Die bayerische Staatsregierung versucht mit größeren Abstandsregelungen von der Wohnbebauung über ministerielle Erlasse und Aufforderung durch Kabinettsbeschluss der Bayerischen Staatsregierung an die Genehmigungsbehörden eine nicht existierende Rechtsnorm im Vollzug durchzusetzen. Das Bundesimmissionsschutzgesetz und seine Verordnungen regeln eindeutig und ausreichend den Schutz der Anwohner vor Emissionen von Windkraftanlagen, wie z.B. Lärm, Schattenwurf u. a.
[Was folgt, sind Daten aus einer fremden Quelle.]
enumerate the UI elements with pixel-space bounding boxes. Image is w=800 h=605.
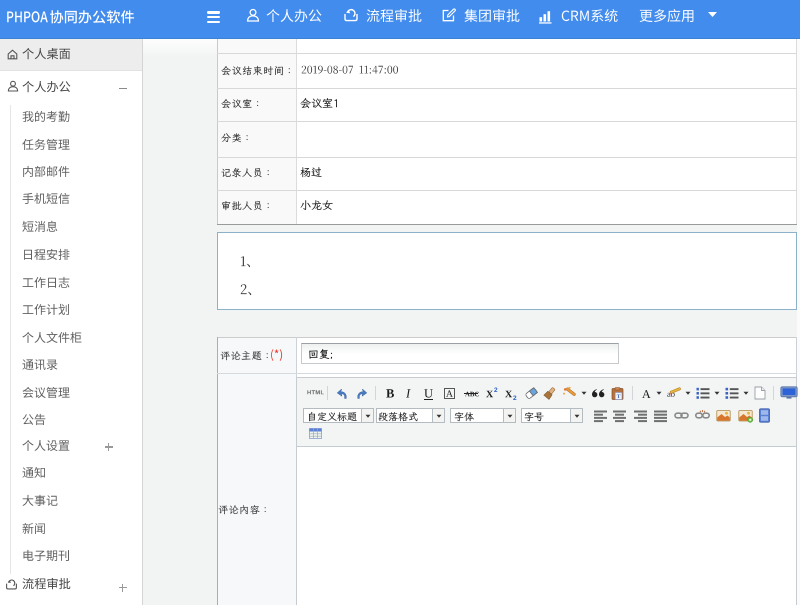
svg-text:T: T	[617, 394, 621, 400]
Die Empfehlung der bayerischen Staatsregierung an die Genehmigungsbehörden größere Abstände (bis zur zehnfachen Höhe eines Windrades) festzulegen, ist genauso rechtswidrig, wie die Einführung unbestimmter Rechtsbegriffe wie die „Umzingelung“ oder die „erdrückende Wirkung“. Mit dem Durchsetzen der zehnfachen Höhe eines Windrades als Abstandregelung von der Wohnbebauung und der anderen Tatbestände würde die bayerische Staatsregierung die Baumöglichkeiten für Windkraftanlagen zu stark einschränken, so dass die dann noch zur Verfügung stehenden Flächen, die für die Energiewende notwendig sind, bei weitem nicht mehr ausreichen würden. Auch hier wird die bundesgesetzliche Anforderung, dass der Windkraft substanziell Raum geschaffen werden muss, missachtet.


 

C)  Genehmigungspraxis hinsichtlich einzelner Windkraft-Projekte

In verschiedenen erteilten Genehmigungen werden die Auflagen für den Betrieb der Anlagen so hoch geschraubt, dass sie in der Wirkung einer Verhinderung der Investitionen gleichkommen. Ein besonders krasses Beispiel ist die „Genehmigung“ eines Bürgerwindparks Streu Saale von 18 beantragten Windrädern im Landkreis Bad Neustadt. Sechs der beantragten Anlagen wurden überhaupt nicht genehmigt. Die übrigen zwölf Anlagen wurden mit solch hohen naturschutzfachlichen Auflagen versehen, dass Banken eine Finanzierung des Projektes als undenkbar, weil nicht kalkulierbar bewerten. Damit ist das Projekt nicht mehr realisierbar. Etwa eine Million Euro von der Bürgergemeinschaft eingesetztes Kapital zur Erlangung der Genehmigung werden so vernichtet. Diese Praxis der „Verhinderungsgenehmigung“ nimmt in Bayern an verschiedenen Genehmigungsbehörden wahrnehmbar zu. Gleichzeitig werden einige Genehmigungserteilungen unverhältnismäßig lange hinausgezögert, manchmal sogar mit der Begründung des Abwartens bis eine neue gesetzliche Grundlage geschaffen sei. Ein Beispiel war der Bürger-Windpark Langenzenn, in den schon 700.000 Euro investiert wurden. Die Bayerische Staatsregierung hatte die Genehmigungsbehörden ausdrücklich entsprechend aufgefordert. Dieser glatte Rechtsbruch konnte nur mit der Einreichung einer Klage erfolgreich abgewehrt werden, da dies eindeutig der bundesgesetzlichen Rechtslage widersprach, wonach Genehmigungen in angemessener Zeit auf gültiger Rechtslage zu erteilen sind. Mit solchen rechtswidrigen Verzögerungen kann großer wirtschaftlicher Schaden vor allem auch bei Bürgerwindprojekten verursacht werden. Die inzwischen doch erteile Genehmigung für den Windpark Langenzenn zeigt auf, wie schnell die bayerischen Staatsbehörden reagieren, wenn Klageerhebungen öffentlichkeitswirksam erfolgen. Ein weiteres Bespiel ist der Windpark Streu Saale, dessen Klageerhebung gegen die rechstswidrige Genehmigungserteilung nun vor Gericht mit einem Vergleich Erfolg hatte. Ein weiteres Indiz dafür, dass wohl häufiger bei der Windkraft im Freistaat nicht rechtens zugeht, was die Klagegemeinschaft pro Windenergie prinzipiell bereinigen will.